Guide du musée d'art asiatique de Corfou
Prenez le temps d'admirer l'imposante architecture néoclassique de ce grand palais qui domine fièrement la place. Dressé à la lisière nord de la Spianada, le palais de Saint-Michel et Saint-Georges marque la transition entre les vieux quartiers vénitiens de Corfou et l'urbanisme britannique du XIXe siècle. Aujourd'hui, cet édifice monumental abrite le musée d'art asiatique de Corfou, l'unique musée de Grèce entièrement dédié aux arts et antiquités d'Asie.
Un palais britannique sur une île grecque
Érigé entre 1819 et 1824, le palais a été conçu par l'ingénieur militaire britannique, le colonel Sir George Whitmore. L'ensemble a été bâti en calcaire blanc importé de Malte, grâce au savoir-faire de tailleurs de pierre maltais secondés par la main-d'œuvre de l'armée britannique.
Sa façade pâle et patinée par le temps illustre le style Régence et le néoclassicisme Greek Revival. Parmi ses éléments marquants figurent une vaste colonnade dorique et une corniche ornée de bas-reliefs sculptés. Ces derniers figurent les emblèmes des sept îles Ioniennes aux côtés de proues de navires antiques, clin d'œil direct à l'ancienne Phéacie.
La valse des empires
Commandé sous le protectorat britannique par Sir Thomas Maitland, le palais a d'abord cumulé les fonctions administratives : résidence du Haut-Commissaire, siège du Sénat ionien et quartier général de l'ordre de Saint-Michel et Saint-Georges.

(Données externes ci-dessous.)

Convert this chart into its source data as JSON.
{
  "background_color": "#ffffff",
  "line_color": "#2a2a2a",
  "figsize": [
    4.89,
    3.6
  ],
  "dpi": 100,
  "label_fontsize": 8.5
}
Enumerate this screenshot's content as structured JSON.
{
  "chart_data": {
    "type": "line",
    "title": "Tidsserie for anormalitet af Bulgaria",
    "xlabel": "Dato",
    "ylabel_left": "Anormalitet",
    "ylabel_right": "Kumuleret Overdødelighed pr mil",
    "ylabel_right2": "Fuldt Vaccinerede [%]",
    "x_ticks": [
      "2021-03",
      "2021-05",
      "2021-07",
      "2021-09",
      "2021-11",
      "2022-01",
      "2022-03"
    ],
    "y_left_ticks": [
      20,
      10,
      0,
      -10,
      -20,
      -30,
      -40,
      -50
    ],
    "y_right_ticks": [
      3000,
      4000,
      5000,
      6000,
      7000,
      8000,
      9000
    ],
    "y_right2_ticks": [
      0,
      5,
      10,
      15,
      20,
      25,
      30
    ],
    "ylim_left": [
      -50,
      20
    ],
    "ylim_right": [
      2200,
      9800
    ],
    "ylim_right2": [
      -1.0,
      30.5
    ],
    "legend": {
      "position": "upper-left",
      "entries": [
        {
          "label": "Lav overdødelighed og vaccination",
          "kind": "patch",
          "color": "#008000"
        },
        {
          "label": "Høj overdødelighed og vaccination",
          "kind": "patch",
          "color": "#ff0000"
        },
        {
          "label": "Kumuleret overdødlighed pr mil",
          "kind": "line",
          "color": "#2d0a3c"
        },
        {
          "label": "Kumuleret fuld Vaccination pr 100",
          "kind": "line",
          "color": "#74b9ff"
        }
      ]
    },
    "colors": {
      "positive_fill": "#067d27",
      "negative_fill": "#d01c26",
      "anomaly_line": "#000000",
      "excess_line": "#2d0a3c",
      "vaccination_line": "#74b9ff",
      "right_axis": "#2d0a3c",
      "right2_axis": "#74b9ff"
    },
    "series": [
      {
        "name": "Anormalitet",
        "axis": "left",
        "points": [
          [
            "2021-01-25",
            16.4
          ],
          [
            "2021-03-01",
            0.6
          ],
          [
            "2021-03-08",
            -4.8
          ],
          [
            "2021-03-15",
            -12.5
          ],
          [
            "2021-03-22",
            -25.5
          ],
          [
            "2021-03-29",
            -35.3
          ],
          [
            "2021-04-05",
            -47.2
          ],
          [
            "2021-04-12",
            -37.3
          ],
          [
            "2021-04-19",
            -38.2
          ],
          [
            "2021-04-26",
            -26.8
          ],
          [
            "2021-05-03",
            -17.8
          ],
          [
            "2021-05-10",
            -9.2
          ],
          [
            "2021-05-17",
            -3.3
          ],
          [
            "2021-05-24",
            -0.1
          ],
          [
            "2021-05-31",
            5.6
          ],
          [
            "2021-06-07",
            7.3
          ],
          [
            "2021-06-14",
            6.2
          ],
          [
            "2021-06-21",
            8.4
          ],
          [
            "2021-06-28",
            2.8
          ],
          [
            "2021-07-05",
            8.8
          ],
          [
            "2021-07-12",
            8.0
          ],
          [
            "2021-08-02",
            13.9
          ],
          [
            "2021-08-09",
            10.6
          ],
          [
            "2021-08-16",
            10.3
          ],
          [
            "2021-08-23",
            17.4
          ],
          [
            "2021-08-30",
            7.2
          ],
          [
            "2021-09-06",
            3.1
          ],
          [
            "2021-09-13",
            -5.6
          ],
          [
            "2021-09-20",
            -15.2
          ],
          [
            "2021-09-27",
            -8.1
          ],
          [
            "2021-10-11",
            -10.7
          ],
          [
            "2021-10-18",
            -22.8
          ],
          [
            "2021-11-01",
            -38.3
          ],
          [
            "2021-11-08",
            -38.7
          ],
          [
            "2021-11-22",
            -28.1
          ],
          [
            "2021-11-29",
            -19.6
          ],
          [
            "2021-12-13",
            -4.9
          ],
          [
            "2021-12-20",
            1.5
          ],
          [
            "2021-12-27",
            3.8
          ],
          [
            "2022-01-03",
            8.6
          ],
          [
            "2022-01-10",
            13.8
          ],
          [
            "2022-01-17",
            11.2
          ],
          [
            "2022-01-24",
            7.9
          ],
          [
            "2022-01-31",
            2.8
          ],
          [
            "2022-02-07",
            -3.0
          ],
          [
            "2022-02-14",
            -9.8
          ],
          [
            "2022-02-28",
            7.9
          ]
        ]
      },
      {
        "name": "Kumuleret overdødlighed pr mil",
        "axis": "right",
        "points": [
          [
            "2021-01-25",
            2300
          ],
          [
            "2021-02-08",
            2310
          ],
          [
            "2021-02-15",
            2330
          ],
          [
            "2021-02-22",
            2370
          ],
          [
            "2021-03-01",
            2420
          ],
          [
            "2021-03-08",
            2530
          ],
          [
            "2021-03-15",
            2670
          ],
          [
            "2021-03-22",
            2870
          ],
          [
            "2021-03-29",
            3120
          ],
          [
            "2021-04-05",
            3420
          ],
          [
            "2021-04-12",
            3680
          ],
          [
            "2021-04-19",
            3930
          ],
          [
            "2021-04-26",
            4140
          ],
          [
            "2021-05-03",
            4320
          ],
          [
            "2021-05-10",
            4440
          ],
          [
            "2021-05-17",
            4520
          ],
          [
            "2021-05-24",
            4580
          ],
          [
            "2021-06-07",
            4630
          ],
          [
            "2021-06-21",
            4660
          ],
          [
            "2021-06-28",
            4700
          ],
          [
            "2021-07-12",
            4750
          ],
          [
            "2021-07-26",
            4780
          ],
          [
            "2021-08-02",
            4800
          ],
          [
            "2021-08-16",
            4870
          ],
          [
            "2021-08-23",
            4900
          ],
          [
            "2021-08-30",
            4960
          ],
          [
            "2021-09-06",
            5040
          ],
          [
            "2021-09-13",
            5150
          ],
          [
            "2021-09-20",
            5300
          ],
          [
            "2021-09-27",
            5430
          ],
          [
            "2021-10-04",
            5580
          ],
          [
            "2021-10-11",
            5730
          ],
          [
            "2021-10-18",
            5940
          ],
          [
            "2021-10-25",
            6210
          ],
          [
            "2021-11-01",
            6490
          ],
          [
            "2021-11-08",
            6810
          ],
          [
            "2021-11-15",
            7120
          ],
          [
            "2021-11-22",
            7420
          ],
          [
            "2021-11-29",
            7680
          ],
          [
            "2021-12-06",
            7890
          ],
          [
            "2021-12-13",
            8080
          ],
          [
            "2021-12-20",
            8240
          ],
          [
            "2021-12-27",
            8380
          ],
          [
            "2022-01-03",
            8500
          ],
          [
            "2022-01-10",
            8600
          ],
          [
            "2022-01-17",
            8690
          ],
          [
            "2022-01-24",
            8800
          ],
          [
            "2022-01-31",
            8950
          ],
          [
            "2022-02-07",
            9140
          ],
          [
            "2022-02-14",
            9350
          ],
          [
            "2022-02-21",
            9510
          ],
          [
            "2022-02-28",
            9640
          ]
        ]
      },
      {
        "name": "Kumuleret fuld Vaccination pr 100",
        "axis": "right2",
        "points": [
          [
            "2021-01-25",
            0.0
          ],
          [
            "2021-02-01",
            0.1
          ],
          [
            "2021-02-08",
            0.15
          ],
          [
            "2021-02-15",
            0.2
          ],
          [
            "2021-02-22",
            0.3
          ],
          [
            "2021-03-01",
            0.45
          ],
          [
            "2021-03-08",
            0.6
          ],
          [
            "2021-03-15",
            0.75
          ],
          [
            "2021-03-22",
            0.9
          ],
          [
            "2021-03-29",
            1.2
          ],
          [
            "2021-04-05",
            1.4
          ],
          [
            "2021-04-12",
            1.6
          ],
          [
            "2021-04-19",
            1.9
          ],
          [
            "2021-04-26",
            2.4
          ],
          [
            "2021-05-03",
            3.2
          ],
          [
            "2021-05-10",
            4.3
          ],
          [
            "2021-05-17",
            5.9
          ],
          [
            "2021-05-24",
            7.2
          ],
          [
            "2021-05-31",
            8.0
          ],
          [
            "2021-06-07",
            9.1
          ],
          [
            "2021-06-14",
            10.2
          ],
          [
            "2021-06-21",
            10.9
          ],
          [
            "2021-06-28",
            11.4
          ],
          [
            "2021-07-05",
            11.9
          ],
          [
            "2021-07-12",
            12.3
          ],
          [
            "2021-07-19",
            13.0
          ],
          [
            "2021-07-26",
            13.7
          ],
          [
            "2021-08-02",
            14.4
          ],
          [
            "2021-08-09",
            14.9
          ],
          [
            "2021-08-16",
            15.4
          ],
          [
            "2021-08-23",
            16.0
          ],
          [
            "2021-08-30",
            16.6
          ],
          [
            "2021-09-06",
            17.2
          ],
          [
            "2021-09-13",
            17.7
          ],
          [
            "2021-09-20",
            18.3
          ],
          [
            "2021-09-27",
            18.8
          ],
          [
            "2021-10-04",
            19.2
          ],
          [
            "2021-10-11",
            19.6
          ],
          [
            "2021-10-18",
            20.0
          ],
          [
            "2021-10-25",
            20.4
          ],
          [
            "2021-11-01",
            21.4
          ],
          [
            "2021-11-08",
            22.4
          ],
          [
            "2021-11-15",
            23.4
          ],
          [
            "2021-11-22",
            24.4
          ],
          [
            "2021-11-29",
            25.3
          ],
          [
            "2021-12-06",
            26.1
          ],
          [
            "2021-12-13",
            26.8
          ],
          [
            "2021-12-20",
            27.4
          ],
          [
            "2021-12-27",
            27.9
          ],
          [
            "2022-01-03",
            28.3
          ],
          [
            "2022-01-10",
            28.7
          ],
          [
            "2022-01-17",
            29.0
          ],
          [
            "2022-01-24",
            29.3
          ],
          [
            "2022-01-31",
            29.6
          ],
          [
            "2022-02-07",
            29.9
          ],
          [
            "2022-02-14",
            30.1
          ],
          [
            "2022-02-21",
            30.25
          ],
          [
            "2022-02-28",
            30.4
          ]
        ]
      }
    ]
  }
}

Après le rattachement des îles Ioniennes à la Grèce en 1864, le bâtiment devient une résidence royale pour la famille souveraine grecque. Éprouvé par des pillages et d'importants dégâts pendant la Seconde Guerre mondiale et la guerre civile grecque, période durant laquelle il sert de refuge aux populations déplacées, le palais renaît dans les années 1950 grâce à des restaurations majeures. D'autres travaux de rénovation viendront parfaire l'ensemble juste avant le sommet de l'Union européenne de 1994.
L'héritage de Gregorios Manos
Le musée doit son existence à la passion dévorante de Gregorios Manos, diplomate grec et ancien ambassadeur en Autriche. En 1919, Manos fait don d'environ 9 500 objets d'art asiatique, après avoir englouti la quasi-totalité de sa fortune personnelle et de sa retraite dans les salles des ventes de Paris et de Vienne. Le musée ouvre officiellement ses portes en 1928.
En 1973, l'ambassadeur Nikolaos Hadjivassiliou enrichit la collection en cédant quelque 400 œuvres d'Inde et d'Asie du Sud-Est. Cet apport élargit les horizons de l'institution, qui adopte alors son nom actuel.
Trésors d'Extrême-Orient et appartements royaux
Aujourd'hui géré par le ministère grec de la Culture, le musée abrite plus de 15 000 pièces asiatiques. Ce dialogue culturel saisissant fait cohabiter porcelaines impériales chinoises, sculptures bouddhiques du Gandhara et armures de samouraïs japonais au beau milieu d'un décor Régence britannique.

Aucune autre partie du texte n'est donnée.